Человек заглянул в папку, чтобы свериться с каким-то документом.
– Вот, например, ваш бывший товарищ по службе в белой сибирской армии Алексеев…
«Миша Алексеев? – с удивлением подумал Кончак. – Да я его после войны раза два видел…»
– …Показал, что на состоявшейся в декабре 1929 года в Казани тайной встрече…
«Ха-ха-ха! Тайной встрече? – едва не расхохотался Кончак. – Знатная была тайная встреча! Собрались несколько бывших офицеров и напились вусмерть. Какая там политика! Лыка никто не вязал… Кстати, а был там Алексеев? Уж и не вспомню…»
– …Вы участвовали в создании контрреволюционной офицерской организации, целью которой являлась подготовка вооруженного восстания в крупных городах Поволжья, вредительство, террор в отношении советских и партийных руководителей. Участники организации также собирали сведения о воинских частях и соединениях Красной армии с целью передачи их иностранным разведкам… Вот такие дела, гражданин Кончак, несмотря на то, что вы отрицаете свою причастность к контрреволюционной деятельности, вы полностью изобличены.
– Это бред! – вскричал Борис.
– А вы тут не кричите! – строго сказал ему гэпэушник. – Это – не бред. Это – ваше дело.
Он резко захлопнул папку и посмотрел Борису прямо в глаза.
«Жидкое оно какое-то, мое дело, – подумал Кончак. – Не собрали фактов. А впрочем, того, что там есть, будет достаточно, чтобы меня шлепнуть… Обидно даже! Если бы хоть убил какого-нибудь партаппаратчика или правда заговор составил… А так пристрелят ни за что, как барана! Неужели конец? Даже суда не будет? Выведут во двор и пристрелят? Или в подвал? Или будут бить, чтобы я показал еще на кого-нибудь? Так и будут “создавать” организацию. Сволочи!»

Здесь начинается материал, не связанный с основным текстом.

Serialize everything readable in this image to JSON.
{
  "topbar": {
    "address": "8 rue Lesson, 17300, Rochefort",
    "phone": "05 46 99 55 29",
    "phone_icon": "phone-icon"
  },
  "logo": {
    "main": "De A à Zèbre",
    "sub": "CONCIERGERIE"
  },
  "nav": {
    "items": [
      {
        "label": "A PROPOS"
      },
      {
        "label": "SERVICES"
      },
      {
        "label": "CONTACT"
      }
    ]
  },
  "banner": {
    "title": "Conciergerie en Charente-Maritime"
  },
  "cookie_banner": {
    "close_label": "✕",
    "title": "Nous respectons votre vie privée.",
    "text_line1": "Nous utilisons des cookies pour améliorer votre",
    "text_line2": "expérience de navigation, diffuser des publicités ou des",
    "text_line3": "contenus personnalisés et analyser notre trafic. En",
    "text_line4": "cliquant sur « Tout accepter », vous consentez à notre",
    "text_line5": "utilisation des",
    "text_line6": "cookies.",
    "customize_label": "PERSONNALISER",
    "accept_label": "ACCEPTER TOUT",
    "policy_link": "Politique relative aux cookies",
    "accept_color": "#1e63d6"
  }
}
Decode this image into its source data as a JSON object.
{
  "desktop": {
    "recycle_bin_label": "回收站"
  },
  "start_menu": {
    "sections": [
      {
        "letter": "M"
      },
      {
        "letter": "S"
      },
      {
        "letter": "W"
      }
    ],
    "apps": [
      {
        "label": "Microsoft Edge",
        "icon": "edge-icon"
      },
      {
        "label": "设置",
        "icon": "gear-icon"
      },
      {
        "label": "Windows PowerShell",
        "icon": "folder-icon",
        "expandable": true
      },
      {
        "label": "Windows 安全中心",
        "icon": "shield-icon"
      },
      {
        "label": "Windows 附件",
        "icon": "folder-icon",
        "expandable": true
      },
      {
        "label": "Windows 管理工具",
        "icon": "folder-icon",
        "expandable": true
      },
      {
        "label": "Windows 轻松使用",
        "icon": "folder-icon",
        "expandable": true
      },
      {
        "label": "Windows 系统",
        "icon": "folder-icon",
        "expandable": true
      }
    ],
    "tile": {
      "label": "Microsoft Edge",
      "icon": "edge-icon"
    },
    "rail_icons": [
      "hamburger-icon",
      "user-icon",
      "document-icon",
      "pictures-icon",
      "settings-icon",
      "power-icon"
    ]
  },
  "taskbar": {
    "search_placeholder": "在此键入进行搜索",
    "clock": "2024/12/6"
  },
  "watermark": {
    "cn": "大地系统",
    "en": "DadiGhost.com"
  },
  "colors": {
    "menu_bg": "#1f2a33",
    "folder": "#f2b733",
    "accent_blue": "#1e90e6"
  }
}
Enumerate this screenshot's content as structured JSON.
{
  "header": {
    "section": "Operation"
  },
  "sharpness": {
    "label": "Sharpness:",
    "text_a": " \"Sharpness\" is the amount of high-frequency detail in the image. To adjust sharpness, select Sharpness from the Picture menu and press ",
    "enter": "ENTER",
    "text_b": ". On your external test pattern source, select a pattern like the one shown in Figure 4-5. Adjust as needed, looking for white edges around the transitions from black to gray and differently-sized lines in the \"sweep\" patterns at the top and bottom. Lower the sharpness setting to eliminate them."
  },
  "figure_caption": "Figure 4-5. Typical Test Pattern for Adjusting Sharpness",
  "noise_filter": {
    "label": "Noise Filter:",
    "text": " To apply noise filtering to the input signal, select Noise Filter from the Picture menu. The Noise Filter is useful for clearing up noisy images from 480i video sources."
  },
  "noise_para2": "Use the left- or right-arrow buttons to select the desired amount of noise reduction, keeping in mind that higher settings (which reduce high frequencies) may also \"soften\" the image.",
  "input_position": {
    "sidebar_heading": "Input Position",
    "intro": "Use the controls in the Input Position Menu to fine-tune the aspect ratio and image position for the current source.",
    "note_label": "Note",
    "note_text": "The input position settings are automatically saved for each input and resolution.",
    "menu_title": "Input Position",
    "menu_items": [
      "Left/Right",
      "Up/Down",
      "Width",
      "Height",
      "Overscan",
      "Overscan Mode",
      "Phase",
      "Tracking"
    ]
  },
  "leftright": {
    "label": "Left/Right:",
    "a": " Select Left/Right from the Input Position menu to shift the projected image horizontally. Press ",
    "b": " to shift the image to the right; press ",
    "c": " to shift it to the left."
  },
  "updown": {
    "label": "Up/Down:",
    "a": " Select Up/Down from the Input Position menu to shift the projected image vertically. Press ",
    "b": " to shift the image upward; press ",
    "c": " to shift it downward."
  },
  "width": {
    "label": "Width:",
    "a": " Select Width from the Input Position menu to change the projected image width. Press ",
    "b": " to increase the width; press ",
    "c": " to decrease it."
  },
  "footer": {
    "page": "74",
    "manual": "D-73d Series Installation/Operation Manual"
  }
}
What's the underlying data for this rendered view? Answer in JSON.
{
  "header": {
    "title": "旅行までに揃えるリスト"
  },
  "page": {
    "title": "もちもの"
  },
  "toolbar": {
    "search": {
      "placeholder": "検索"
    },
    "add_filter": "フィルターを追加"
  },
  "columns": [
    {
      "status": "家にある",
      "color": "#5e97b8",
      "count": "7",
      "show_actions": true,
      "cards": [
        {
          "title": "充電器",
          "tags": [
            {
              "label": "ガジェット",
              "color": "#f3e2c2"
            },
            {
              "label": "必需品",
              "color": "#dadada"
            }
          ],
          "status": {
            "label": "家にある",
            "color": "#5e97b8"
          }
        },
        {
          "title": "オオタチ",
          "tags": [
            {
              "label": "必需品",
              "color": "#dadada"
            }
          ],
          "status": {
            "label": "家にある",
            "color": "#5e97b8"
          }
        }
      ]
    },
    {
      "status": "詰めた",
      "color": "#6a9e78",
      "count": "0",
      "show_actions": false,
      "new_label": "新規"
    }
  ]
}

И тут вдруг к Кончаку вернулось то самое чувство, которое владело им с утра, – чувство спокойствия и уверенности в том, что он справится с любыми трудностями. Ему даже на секунду показалось, что в полутемный затхлый кабинет на мгновение проник солнечный свет.
– Извините, как вас зовут? – вдруг обратился он к мужчине в форме.
Тот посмотрел на него с удивлением.
– Молчанов, Леонид Михайлович, – ответил тот, но тут спохватился и строго добавил: – Но вам следует обращаться ко мне «гражданин старший оперуполномоченный».
– Гражданин старший оперуполномоченный, – тут же послушно подхватил Кончак, – я хочу сделать сообщение.
– Вот как? – В глазах оперуполномоченного появился интерес. – О чем же вы хотите сообщить?
– Я признаю свое участие в подпольной организации, созданной бывшими офицерами царской армии, участниками Белого движения… – бодро начал Кончак.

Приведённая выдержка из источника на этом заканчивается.